Thursday, August 12, 2021, Royal Albert Hall, London

Broadcast live on BBC Radio 3 from 7.30 p.m.

With this enticingly programmed concert, Vladimir Jurowski stepped down as the LPO’s Chief Conductor (he’s off to Bavarian State Opera while remaining with Berlin Radio, and his successor in London is Edward Gardner). VJ signed off with Paul Hindemith’s Symphony Mathis der Maler, which corresponds musically with his eponymous opera, an affront to the Nazis, the composer branded by them as a “degenerate”.

Jurowski and the LPO gave a magnificent account of this spiritual and dramatic Symphony, painterly music, literally so after the artistry of Matthias Grünewald, whether of angels or of demons. Such gravitas was evident from the off and sustained through to the tumultuous final movement, the performers finely balancing descriptions, varying emotions, profound thoughts, theatre, and contrapuntal concerns. The broad brassy conclusion was as moving as it was uplifting.

Preceding the Hindemith was the UK premiere of Fourteen Canons, arranged from bass lines associated with J. S. Bach’s Goldberg Variations by Friedrich Goldmann (1941-2009). Goldmann’s scoring is for chamber ensemble, including harpsichord, relaying enjoyable music of solemnity and wit, in the manner of Stravinsky’s Baroque updates (such as Vom Himmel hoch or his Gesualdo-inspired Monumentum) if without quite reaching such genius, despite the LPO members’ well-actioned reading.
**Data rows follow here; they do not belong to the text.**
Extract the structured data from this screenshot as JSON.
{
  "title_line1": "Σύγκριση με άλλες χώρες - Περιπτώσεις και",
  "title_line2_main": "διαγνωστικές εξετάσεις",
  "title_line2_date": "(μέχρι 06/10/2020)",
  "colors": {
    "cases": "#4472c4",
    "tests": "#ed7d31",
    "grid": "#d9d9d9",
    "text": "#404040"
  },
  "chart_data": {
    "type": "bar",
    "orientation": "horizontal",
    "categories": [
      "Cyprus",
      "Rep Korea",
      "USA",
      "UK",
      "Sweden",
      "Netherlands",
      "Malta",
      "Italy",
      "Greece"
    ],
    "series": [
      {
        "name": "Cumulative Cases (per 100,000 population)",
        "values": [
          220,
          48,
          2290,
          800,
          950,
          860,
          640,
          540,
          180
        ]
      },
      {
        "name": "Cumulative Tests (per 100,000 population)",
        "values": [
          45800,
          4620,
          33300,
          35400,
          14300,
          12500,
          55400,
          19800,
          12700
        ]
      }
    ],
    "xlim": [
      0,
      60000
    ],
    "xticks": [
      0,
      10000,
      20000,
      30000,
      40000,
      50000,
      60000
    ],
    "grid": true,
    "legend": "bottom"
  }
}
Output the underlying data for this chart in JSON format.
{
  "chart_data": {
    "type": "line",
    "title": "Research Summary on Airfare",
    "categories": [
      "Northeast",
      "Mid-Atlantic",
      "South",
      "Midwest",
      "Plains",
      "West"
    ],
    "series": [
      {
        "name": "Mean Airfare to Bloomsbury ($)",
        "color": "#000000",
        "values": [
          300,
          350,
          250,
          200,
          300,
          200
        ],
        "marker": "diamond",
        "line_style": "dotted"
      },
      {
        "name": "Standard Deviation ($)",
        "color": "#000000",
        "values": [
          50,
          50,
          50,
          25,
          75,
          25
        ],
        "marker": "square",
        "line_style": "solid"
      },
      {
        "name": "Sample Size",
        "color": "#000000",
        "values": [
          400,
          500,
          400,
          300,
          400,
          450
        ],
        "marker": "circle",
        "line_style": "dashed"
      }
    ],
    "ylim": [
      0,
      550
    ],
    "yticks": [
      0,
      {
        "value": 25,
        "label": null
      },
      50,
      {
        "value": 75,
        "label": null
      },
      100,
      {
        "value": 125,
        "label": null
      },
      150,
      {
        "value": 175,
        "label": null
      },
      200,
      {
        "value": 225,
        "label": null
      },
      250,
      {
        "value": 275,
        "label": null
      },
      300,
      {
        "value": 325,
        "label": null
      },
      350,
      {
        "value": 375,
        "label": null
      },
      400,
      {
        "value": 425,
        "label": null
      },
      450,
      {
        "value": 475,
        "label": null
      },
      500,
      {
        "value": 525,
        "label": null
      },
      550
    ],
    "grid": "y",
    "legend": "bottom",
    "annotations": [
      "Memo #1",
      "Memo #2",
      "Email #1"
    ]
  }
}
Opening this Prom, Stravinsky’s Jeu de cartes (1937, choreography by George Balanchine). Drily witty and rhythmically pulsating music, this was a closely observed and vividly characterised account of a well-dealt card game, the LPO on top form, dancing unanimously and with brilliant solo playing (plenty of pirouettes). The quotation from Rossini’s Barber of Seville is clear enough, but did I detect a snippet from Prokofiev’s Peter and the Wolf?

Following the Stravinsky, William Walton’s 1956 Cello Concerto, written for Piatigorsky and premiered early the following year in Boston, Charles Munch conducting. The languorous if gently pulsed opening movement aches with sun-going-down romance, enlivened by warm Mediterranean breezes. Steven Isserlis dug deep into his instrument for some impassioned moments amid the intimate ones, following which the bustling and tricky second brought out all his dexterity and determination, deftly accompanied. The Finale is the longest movement, with unaccompanied passages for the cellist and with the orchestra given its own ‘solo’ moment, a seemingly sectional structure that hung together well here, Isserlis ruminating with intent, the LPO shadowing and shimmering the music to its reminiscing fade-out. For an encore, Isserlis offered some snazzy jazzy pizzicatos by a Georgian composer whose name I didn’t catch.

To end the evening (in fact) John Gilhooly presented Vladimir Jurowski with the Royal Philharmonic Society’s Gold Medal.